Moody's Investors Service will be publishing a series of reports that will detail its views on
how operational risks in ABS impact credit in different jurisdictions and geographic regions.
In a special comment published yesterday, the rating firm said that the performance of a securitization depends not only on the creditworthiness of the underlying pool of obligors (i.e., collateral risk) but also on the effective performance by the different parties including servicers, calculation agents, trustees, and cash managers (i.e., operational risk). The specific
details regarding that performance will be a lot different based on the specific legal and operational environments prevailing in each jurisdiction.
The new special comment also has a summary of recent examples of deals that have experienced credit deterioration as a result of operational risk, including deals involving Taylor Bean & Whitaker in the U.S, and DSB Bank N.V in Europe.
"Operational risk has received substantial attention recently as several transactions (some with well performing collateral) have experienced a substantial weakening of credit quality attributable primarily to non-performance of a securitization party," said Nicolas Weill, Moody's chief credit officer for the structured finance group.
Important operational risks and how they are different from region to region will be explored further in the upcoming report series. These include backup servicing, the role of the trustee, the cash manager, liquidity, trust accounts, and sponsor ratings.
In terms of backup servicing, many deals from lower-rated sponsors have a backup servicer. In light of recent events, the rating agency thinks some sponsors might require a higher backup servicing standard to further insulate investors from servicing risk.
When it comes to the role of the trustee, transactions from the EMEA region are different from the U.S. in that the trustee is generally not responsible for servicing or finding a replacement servicer. This is why there is a heightened need for committed backup agents in EMEA ABS.
For cash managers in EMEA, they responsible for preparing servicing reports and offering instructions for paying agents. These managers can either be the servicer or an unrelated party to the servicer, and the trustee does not serve as a backup cash manager.

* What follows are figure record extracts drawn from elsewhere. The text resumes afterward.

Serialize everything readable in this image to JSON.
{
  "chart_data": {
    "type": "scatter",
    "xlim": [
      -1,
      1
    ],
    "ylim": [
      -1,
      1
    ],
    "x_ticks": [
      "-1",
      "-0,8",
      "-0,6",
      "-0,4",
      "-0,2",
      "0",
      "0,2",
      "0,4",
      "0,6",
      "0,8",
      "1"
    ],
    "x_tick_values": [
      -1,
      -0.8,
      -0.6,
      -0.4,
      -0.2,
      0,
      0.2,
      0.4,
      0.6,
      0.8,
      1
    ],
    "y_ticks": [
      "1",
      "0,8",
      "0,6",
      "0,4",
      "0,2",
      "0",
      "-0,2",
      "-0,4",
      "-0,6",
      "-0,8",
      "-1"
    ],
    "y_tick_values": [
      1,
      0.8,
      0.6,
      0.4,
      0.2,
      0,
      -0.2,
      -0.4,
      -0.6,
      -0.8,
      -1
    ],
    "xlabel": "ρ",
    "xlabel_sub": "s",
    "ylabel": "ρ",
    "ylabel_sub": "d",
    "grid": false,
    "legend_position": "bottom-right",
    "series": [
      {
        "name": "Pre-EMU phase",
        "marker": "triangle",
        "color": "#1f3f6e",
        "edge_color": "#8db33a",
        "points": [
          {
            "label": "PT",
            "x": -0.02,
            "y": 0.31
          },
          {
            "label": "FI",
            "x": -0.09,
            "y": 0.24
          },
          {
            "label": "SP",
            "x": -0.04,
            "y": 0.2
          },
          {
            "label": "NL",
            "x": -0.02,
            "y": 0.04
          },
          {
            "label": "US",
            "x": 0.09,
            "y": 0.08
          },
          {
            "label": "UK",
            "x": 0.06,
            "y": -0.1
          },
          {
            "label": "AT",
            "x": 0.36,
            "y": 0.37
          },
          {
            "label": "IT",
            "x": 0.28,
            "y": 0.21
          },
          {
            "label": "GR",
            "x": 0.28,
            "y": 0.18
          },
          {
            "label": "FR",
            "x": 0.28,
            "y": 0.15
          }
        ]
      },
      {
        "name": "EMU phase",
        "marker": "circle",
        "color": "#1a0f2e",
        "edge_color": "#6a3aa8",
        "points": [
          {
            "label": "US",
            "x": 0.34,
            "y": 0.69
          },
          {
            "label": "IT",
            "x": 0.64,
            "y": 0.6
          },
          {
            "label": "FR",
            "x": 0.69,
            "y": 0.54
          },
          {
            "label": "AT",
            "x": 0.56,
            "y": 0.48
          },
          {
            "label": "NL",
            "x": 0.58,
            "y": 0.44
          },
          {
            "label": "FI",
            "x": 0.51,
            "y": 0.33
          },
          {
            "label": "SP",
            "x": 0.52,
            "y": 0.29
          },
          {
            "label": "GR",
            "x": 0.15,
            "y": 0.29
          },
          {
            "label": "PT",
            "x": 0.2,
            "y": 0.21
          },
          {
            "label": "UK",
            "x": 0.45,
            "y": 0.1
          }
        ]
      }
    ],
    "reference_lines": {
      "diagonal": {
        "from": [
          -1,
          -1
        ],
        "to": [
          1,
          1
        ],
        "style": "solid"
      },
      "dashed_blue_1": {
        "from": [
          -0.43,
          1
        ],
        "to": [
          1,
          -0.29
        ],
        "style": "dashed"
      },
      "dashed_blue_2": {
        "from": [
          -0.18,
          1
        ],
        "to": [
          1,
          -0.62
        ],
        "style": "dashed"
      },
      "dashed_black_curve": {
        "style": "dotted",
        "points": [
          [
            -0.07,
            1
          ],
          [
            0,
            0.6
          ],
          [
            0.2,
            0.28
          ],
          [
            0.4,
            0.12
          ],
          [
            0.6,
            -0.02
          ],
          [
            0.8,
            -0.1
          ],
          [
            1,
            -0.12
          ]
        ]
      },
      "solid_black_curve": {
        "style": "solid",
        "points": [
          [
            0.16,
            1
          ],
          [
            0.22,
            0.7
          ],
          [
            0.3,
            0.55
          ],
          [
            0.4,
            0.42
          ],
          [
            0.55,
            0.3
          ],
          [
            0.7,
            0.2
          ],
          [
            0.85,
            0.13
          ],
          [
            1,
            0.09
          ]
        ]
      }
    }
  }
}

Backup cash managers appointed at closing or upon triggers might be needed to lessen the risk of a deal suffering a payment default from lack of a cash manager in EMEA.
In terms of liquidity, when an event of a servicing disruption occurs, cash flow from the underlying assets might drop considerably since the collateral depends on a number of factors such as the credit strength of the sponsor, asset type, and ease of deterioration, automatic stay in bankruptcy, or servicing transfer. Cash available to meet interest expenses for notes is an important feature that reduces the likelihood of an interest payment default.
For trust accounts, considering the developments in Ocala, the rating agency will take a second look at its trust account benchmarks and re-evaluate their appropriateness for various deal structures and rating levels.
Moodys asks the question: Are high ratings possible for all sponsors? Transactions with enough replacement servicing or cash management arrangements might still not be able to have the highest ratings. For instance, transactions sponsored by originators in asset classes with a high degree of volatility and a history of linkages to the originator/servicer, might have a hard time achieving high ratings because of the lack of certainty in projecting performance, specifically in cases of originator distress.
"We will be publishing this series of reports on operational risk over the next few months," Weill said. "Meanwhile, we will continue to monitor transactions for exposure to operational risks and take rating actions on transactions we believe are most vulnerable to such risks."
The new report called Operational Risks in Securitizations to be Revisited can be found on the rating agency's Web site, moodys.com. Additionally, the firm publishes a weekly summary of structured finance credit, ratings and methodologies.